A propósito del 12 de octubre

A propósito del 12 de octubre 1
Cuadro del pintor colombiano Alfredo Vivero

Poema anticolonialista del escritor ecuatoriano César Dávila publicado por primera vez en 1959, a propósito del 12 de octubre, fecha en la que no tenemos nada que celebrar.

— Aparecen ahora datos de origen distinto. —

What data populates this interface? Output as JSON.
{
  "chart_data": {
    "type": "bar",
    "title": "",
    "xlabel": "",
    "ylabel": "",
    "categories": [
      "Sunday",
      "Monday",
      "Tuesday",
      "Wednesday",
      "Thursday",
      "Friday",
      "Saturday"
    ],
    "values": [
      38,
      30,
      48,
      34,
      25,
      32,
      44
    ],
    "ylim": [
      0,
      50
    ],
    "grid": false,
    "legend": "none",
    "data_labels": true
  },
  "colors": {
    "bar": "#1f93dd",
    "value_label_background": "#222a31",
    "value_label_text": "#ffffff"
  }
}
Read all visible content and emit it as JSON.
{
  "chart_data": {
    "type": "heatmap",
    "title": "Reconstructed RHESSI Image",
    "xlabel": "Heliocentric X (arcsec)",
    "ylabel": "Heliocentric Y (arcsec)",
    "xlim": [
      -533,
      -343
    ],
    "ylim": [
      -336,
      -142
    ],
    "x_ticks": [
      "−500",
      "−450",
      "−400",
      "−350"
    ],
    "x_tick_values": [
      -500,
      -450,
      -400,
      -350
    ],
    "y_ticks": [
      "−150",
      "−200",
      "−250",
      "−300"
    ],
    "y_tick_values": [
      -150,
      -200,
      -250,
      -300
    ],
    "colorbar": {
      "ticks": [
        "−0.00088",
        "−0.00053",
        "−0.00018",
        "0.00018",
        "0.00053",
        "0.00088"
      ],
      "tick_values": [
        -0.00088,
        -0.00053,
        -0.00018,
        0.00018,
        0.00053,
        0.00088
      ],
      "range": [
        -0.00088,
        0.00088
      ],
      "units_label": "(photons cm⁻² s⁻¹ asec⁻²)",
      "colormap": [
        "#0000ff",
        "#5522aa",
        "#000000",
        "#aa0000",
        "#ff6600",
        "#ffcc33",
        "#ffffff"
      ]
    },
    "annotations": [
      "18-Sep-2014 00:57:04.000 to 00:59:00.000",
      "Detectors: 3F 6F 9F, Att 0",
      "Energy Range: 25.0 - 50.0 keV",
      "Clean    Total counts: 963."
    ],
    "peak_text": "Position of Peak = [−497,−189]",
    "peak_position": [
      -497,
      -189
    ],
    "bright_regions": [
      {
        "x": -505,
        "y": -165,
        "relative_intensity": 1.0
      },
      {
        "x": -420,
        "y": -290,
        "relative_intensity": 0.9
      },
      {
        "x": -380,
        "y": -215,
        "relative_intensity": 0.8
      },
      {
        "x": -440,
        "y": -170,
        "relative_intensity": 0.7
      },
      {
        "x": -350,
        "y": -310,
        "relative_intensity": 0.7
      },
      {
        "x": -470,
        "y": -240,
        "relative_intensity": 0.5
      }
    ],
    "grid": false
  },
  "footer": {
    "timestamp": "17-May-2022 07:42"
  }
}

BOLETÍN Y ELEGÍA DE LAS MITAS

Yo soy Juan Atampam, Blas Llaguarcos, Bernabé Ladña,
Andrés Chabla, Isidro Guamacela, Pablo Pumacuri,
Marcos Lema, Gaspar Tomayco, Sebastián Caxicondor.
Nací y agonicé en Chorlaví, Chamanal, Tanlagua,
Nieblí. Si, mucho agonicé en Chisingue,
Naxiche, Gambayna, Poalé, Cotopilaló.
Sudor de sangre tuve en Caxají, Quinchirana,
en Cicapla, Licto y Conrogal.
padecí todo el Cristo de mi raza en Tixán en Saucay,
en Molleturo, en Cojitambo, en Tovavela y Zhoray.
Añadí así más blancura y dolor a la cruz que trajeron mis verdugos.

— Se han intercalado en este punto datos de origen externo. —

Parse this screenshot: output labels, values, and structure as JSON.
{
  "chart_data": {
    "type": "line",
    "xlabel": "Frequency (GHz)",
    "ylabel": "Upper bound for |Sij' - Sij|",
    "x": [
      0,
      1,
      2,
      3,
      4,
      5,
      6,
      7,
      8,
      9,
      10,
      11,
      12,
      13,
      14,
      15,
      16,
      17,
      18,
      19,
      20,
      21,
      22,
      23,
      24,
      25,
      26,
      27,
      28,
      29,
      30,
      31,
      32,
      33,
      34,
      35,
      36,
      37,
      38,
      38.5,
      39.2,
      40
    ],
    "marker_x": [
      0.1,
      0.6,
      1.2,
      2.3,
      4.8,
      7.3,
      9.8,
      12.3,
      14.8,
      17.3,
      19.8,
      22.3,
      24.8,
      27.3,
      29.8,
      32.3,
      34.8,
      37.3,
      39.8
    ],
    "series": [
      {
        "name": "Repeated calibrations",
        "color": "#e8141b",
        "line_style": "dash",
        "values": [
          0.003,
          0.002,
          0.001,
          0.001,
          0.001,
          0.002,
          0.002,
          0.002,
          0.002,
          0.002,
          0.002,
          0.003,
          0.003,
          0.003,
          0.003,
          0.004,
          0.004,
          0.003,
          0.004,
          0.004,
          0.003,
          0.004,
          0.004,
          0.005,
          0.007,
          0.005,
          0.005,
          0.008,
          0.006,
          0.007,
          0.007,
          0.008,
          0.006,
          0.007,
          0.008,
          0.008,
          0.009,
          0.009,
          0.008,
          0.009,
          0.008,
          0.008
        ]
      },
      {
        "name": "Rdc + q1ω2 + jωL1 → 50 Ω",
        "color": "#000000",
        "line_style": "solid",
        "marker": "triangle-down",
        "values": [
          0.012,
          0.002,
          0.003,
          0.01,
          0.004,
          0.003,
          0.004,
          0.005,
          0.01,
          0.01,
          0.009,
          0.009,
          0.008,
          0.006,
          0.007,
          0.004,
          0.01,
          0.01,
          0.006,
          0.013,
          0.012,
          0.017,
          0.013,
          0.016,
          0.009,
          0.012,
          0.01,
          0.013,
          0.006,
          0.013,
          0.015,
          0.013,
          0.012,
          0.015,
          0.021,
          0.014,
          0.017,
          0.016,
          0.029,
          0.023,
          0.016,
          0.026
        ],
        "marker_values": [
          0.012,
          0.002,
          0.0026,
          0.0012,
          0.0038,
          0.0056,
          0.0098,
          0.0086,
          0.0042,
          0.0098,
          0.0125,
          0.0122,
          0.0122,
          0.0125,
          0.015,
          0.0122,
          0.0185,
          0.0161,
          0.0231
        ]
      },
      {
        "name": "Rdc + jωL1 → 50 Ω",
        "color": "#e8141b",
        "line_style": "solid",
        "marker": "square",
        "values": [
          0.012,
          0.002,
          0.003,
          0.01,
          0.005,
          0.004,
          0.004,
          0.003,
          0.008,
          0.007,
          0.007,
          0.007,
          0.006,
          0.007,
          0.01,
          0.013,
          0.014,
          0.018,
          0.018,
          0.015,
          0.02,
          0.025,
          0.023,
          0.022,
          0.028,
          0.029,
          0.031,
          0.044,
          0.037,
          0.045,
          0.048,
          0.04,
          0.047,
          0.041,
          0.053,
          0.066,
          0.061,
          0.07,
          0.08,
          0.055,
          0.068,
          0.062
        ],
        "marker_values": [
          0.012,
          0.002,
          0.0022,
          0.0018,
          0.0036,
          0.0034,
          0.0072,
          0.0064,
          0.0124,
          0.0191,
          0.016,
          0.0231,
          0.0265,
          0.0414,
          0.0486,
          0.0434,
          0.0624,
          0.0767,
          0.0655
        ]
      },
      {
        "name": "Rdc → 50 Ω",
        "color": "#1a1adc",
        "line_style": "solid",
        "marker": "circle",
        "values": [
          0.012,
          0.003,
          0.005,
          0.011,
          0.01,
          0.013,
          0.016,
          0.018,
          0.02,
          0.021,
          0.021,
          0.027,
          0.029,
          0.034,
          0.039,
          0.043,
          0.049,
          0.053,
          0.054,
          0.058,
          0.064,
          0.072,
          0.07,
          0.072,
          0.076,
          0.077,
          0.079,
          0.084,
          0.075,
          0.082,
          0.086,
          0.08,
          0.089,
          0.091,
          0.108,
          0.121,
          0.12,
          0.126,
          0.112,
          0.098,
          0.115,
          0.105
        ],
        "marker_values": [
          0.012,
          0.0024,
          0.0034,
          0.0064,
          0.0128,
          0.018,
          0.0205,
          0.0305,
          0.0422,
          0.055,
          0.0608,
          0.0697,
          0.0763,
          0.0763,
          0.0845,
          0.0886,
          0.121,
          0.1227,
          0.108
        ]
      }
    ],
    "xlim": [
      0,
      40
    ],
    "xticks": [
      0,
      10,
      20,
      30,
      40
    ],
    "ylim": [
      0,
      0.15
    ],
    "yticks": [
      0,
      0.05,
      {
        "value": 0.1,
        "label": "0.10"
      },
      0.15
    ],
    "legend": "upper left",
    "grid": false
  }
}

A mí tam. A José Vacacela tam.
A Lucas Chaca tam. A Roque Caxicondor tam.
En plaza Pomasqui y en rueda de otros naturales
nos trasquilaron hasta el frío la cabeza.
Oh, Pachacámac, señor del universo,
nunca sentimos más helada tu sonrisa,
y al páramo subimos desnudos de cabeza,
a coronarnos, llorando con tu sol.

A Melchor Pumaluisa, hijo de Guápulo,
en medio patio de hacienda, con cuchillo de abrir chanchos,
le cortaron los testes.
Y, pateándole, a caminar delante
de nuestros ojos llenos de lágrimas.
Echaba, a golpes, chorros de ristre de sangre.
Cayó de bruces en la flor de su cuerpo.
Oh, Pachacámac, señor del infinito,
Tú, que manchas el sol entre los muertos.

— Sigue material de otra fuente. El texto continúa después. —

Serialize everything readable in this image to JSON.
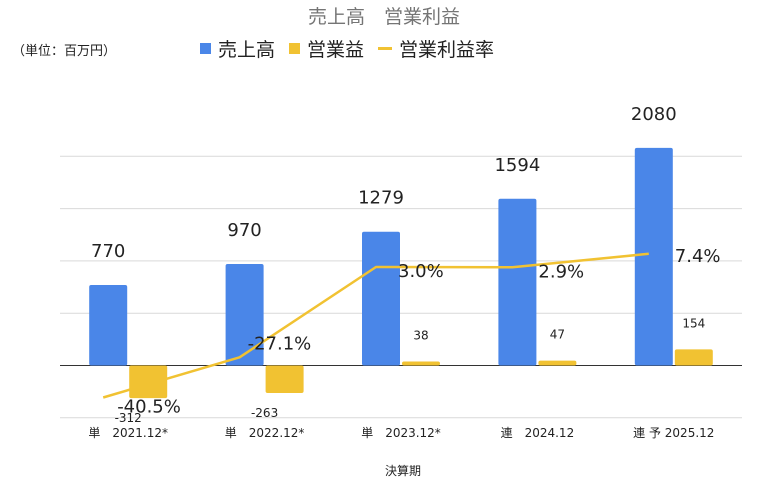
{
  "chart_data": {
    "type": "bar",
    "title": "売上高　営業利益",
    "unit_label": "（単位：百万円）",
    "xlabel": "決算期",
    "ylabel": "",
    "categories": [
      "単　2021.12*",
      "単　2022.12*",
      "単　2023.12*",
      "連　2024.12",
      "連 予 2025.12"
    ],
    "ylim": [
      -500,
      2500
    ],
    "grid": true,
    "legend_position": "top",
    "series": [
      {
        "name": "売上高",
        "kind": "bar",
        "color": "#4a86e8",
        "values": [
          770,
          970,
          1279,
          1594,
          2080
        ],
        "labels": [
          "770",
          "970",
          "1279",
          "1594",
          "2080"
        ]
      },
      {
        "name": "営業益",
        "kind": "bar",
        "color": "#f1c232",
        "values": [
          -312,
          -263,
          38,
          47,
          154
        ],
        "labels": [
          "-312",
          "-263",
          "38",
          "47",
          "154"
        ]
      },
      {
        "name": "営業利益率",
        "kind": "line",
        "color": "#f1c232",
        "values": [
          -40.5,
          -27.1,
          3.0,
          2.9,
          7.4
        ],
        "labels": [
          "-40.5%",
          "-27.1%",
          "3.0%",
          "2.9%",
          "7.4%"
        ]
      }
    ]
  }
}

Y vuestro teniente y justicia mayor
José de Uribe: «Te ordeno». Y yo,
con los otros indios, llevámosle a todo pedir,
de casa en casa, para su paseo, en hamaca.
Mientras mujeres nuestras, con hijas, mitayas,
a barrer, a carmenar, a texer, a escardar;
a hilar, a lamer platos de barro -nuestra hechura-.
Y a yacer con viracochas,
nuestras flores de dos muslos,
para traer al mestizo y verdugo venidero.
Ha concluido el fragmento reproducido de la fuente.